Issiaka Soulama designed the molecular typing study, performed PCR, analyzed the data, wrote and reviewed the paper, and approved the final version. Samuel S. Sermé performed the PCR and analyzed the data. Alphonse Ouedraogo, Amidou Diarra, and Edith C. Bougouma conducted field study and approved the final version. Sodiomon B. Sirima, Issa Nebie, Amadou T. Konate, and Alfred B. Tiono designed the study, coordinated study execution, wrote the report, scientifically reviewed the paper, and approved the final draft.

Acknowledgments

The authors express their gratitude to the population involved in this study, the health staff of Saponé Health District, and all the investigation staff of CNRFP. They thank Timothy Stedman for his assistance and training and Dr.
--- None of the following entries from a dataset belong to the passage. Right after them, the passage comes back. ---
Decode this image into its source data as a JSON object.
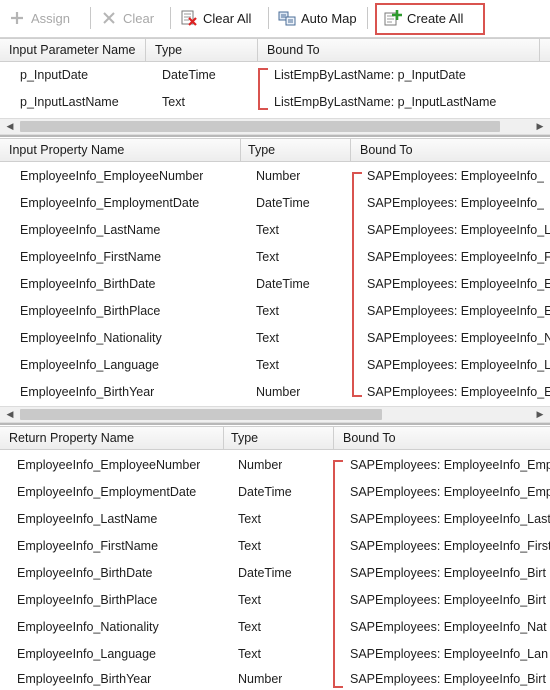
{
  "toolbar": {
    "assign": "Assign",
    "clear": "Clear",
    "clear_all": "Clear All",
    "auto_map": "Auto Map",
    "create_all": "Create All"
  },
  "input_params": {
    "headers": [
      "Input Parameter Name",
      "Type",
      "Bound To"
    ],
    "rows": [
      {
        "name": "p_InputDate",
        "type": "DateTime",
        "bound": "ListEmpByLastName: p_InputDate"
      },
      {
        "name": "p_InputLastName",
        "type": "Text",
        "bound": "ListEmpByLastName: p_InputLastName"
      }
    ]
  },
  "input_props": {
    "headers": [
      "Input Property Name",
      "Type",
      "Bound To"
    ],
    "rows": [
      {
        "name": "EmployeeInfo_EmployeeNumber",
        "type": "Number",
        "bound": "SAPEmployees: EmployeeInfo_"
      },
      {
        "name": "EmployeeInfo_EmploymentDate",
        "type": "DateTime",
        "bound": "SAPEmployees: EmployeeInfo_"
      },
      {
        "name": "EmployeeInfo_LastName",
        "type": "Text",
        "bound": "SAPEmployees: EmployeeInfo_L"
      },
      {
        "name": "EmployeeInfo_FirstName",
        "type": "Text",
        "bound": "SAPEmployees: EmployeeInfo_F"
      },
      {
        "name": "EmployeeInfo_BirthDate",
        "type": "DateTime",
        "bound": "SAPEmployees: EmployeeInfo_E"
      },
      {
        "name": "EmployeeInfo_BirthPlace",
        "type": "Text",
        "bound": "SAPEmployees: EmployeeInfo_E"
      },
      {
        "name": "EmployeeInfo_Nationality",
        "type": "Text",
        "bound": "SAPEmployees: EmployeeInfo_N"
      },
      {
        "name": "EmployeeInfo_Language",
        "type": "Text",
        "bound": "SAPEmployees: EmployeeInfo_L"
      },
      {
        "name": "EmployeeInfo_BirthYear",
        "type": "Number",
        "bound": "SAPEmployees: EmployeeInfo_E"
      }
    ]
  },
  "return_props": {
    "headers": [
      "Return Property Name",
      "Type",
      "Bound To"
    ],
    "rows": [
      {
        "name": "EmployeeInfo_EmployeeNumber",
        "type": "Number",
        "bound": "SAPEmployees: EmployeeInfo_Emp"
      },
      {
        "name": "EmployeeInfo_EmploymentDate",
        "type": "DateTime",
        "bound": "SAPEmployees: EmployeeInfo_Emp"
      },
      {
        "name": "EmployeeInfo_LastName",
        "type": "Text",
        "bound": "SAPEmployees: EmployeeInfo_Last"
      },
      {
        "name": "EmployeeInfo_FirstName",
        "type": "Text",
        "bound": "SAPEmployees: EmployeeInfo_First"
      },
      {
        "name": "EmployeeInfo_BirthDate",
        "type": "DateTime",
        "bound": "SAPEmployees: EmployeeInfo_Birt"
      },
      {
        "name": "EmployeeInfo_BirthPlace",
        "type": "Text",
        "bound": "SAPEmployees: EmployeeInfo_Birt"
      },
      {
        "name": "EmployeeInfo_Nationality",
        "type": "Text",
        "bound": "SAPEmployees: EmployeeInfo_Nat"
      },
      {
        "name": "EmployeeInfo_Language",
        "type": "Text",
        "bound": "SAPEmployees: EmployeeInfo_Lan"
      },
      {
        "name": "EmployeeInfo_BirthYear",
        "type": "Number",
        "bound": "SAPEmployees: EmployeeInfo_Birt"
      }
    ]
  },
  "colors": {
    "highlight": "#d9534f",
    "header_bg": "#ededed",
    "border": "#cfcfcf"
  }
}
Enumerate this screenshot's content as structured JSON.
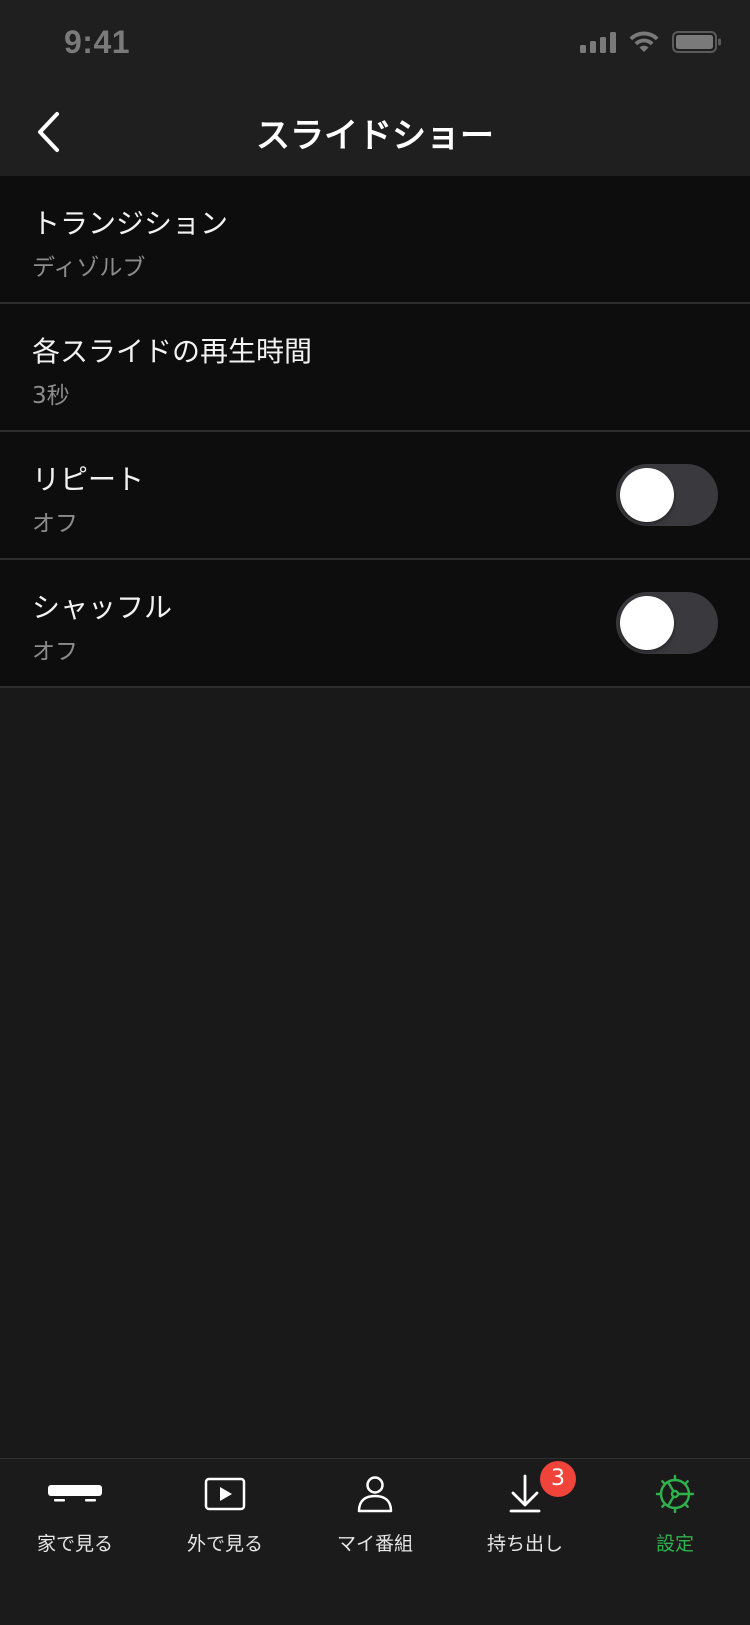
{
  "status_bar": {
    "time": "9:41",
    "battery_icon": "battery-icon",
    "wifi_icon": "wifi-icon",
    "signal_icon": "cellular-signal-icon"
  },
  "nav": {
    "title": "スライドショー",
    "back_icon": "chevron-left-icon"
  },
  "settings": [
    {
      "title": "トランジション",
      "value": "ディゾルブ",
      "has_toggle": false
    },
    {
      "title": "各スライドの再生時間",
      "value": "3秒",
      "has_toggle": false
    },
    {
      "title": "リピート",
      "value": "オフ",
      "has_toggle": true,
      "toggle_on": false
    },
    {
      "title": "シャッフル",
      "value": "オフ",
      "has_toggle": true,
      "toggle_on": false
    }
  ],
  "tabs": [
    {
      "label": "家で見る",
      "icon": "tv-box-icon",
      "active": false
    },
    {
      "label": "外で見る",
      "icon": "play-screen-icon",
      "active": false
    },
    {
      "label": "マイ番組",
      "icon": "person-icon",
      "active": false
    },
    {
      "label": "持ち出し",
      "icon": "download-icon",
      "active": false,
      "badge": "3"
    },
    {
      "label": "設定",
      "icon": "gear-icon",
      "active": true
    }
  ],
  "colors": {
    "accent": "#2fb24c",
    "badge": "#f0443a",
    "background": "#191919",
    "row_background": "#0d0d0d"
  }
}
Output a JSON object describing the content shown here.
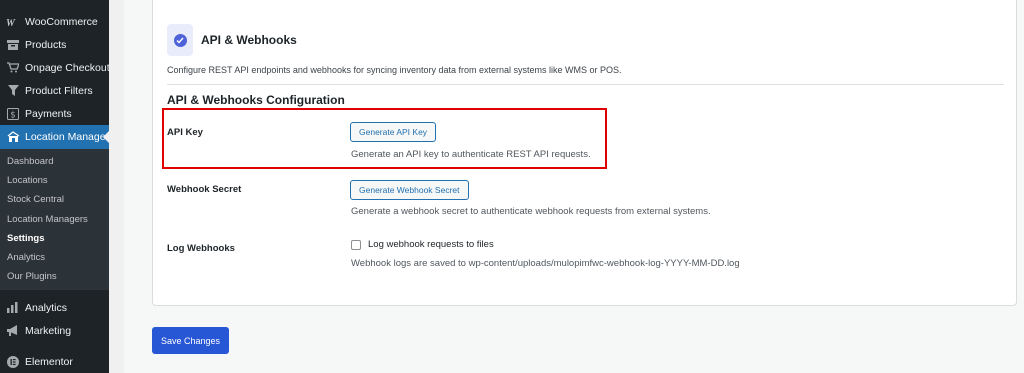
{
  "sidebar": {
    "items": [
      {
        "label": "WooCommerce",
        "icon": "woo-icon"
      },
      {
        "label": "Products",
        "icon": "archive-icon"
      },
      {
        "label": "Onpage Checkout",
        "icon": "cart-icon"
      },
      {
        "label": "Product Filters",
        "icon": "filter-icon"
      },
      {
        "label": "Payments",
        "icon": "dollar-icon"
      },
      {
        "label": "Location Manage",
        "icon": "store-icon"
      }
    ],
    "submenu": [
      "Dashboard",
      "Locations",
      "Stock Central",
      "Location Managers",
      "Settings",
      "Analytics",
      "Our Plugins"
    ],
    "bottom_items": [
      {
        "label": "Analytics",
        "icon": "bar-chart-icon"
      },
      {
        "label": "Marketing",
        "icon": "megaphone-icon"
      },
      {
        "label": "Elementor",
        "icon": "elementor-icon"
      }
    ]
  },
  "card": {
    "title": "API & Webhooks",
    "description": "Configure REST API endpoints and webhooks for syncing inventory data from external systems like WMS or POS.",
    "section_title": "API & Webhooks Configuration"
  },
  "fields": {
    "api_key": {
      "label": "API Key",
      "button": "Generate API Key",
      "help": "Generate an API key to authenticate REST API requests."
    },
    "webhook_secret": {
      "label": "Webhook Secret",
      "button": "Generate Webhook Secret",
      "help": "Generate a webhook secret to authenticate webhook requests from external systems."
    },
    "log_webhooks": {
      "label": "Log Webhooks",
      "checkbox_label": "Log webhook requests to files",
      "checked": false,
      "help": "Webhook logs are saved to wp-content/uploads/mulopimfwc-webhook-log-YYYY-MM-DD.log"
    }
  },
  "save_button": "Save Changes",
  "colors": {
    "sidebar_bg": "#1d2327",
    "active_blue": "#2271b1",
    "primary_button": "#2857d6",
    "highlight_red": "#e00000"
  }
}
Deirdre A. Joy, Program Officer, Parasite Genomics (Parasitology and International Programs Branch, Division of Microbiology and Infectious Diseases, NIAIDNIHDHHS) for her assistance with the statistical analyses and critical review of the paper. They also thank MR4 (American Type Culture Collection (ATCC), Manassas, VA, USA) for providing them with malaria parasites strain as positive control and the primers sequences. This study was supported by the regular budget of National Institutes of Allergy and Infectious Diseases, National Institutes of Health, Bethesda, Department of Infectious Disease, MD, NIH/NIAID/DMID (DMID Protocol N_06-20, Contract HSN266200400016C).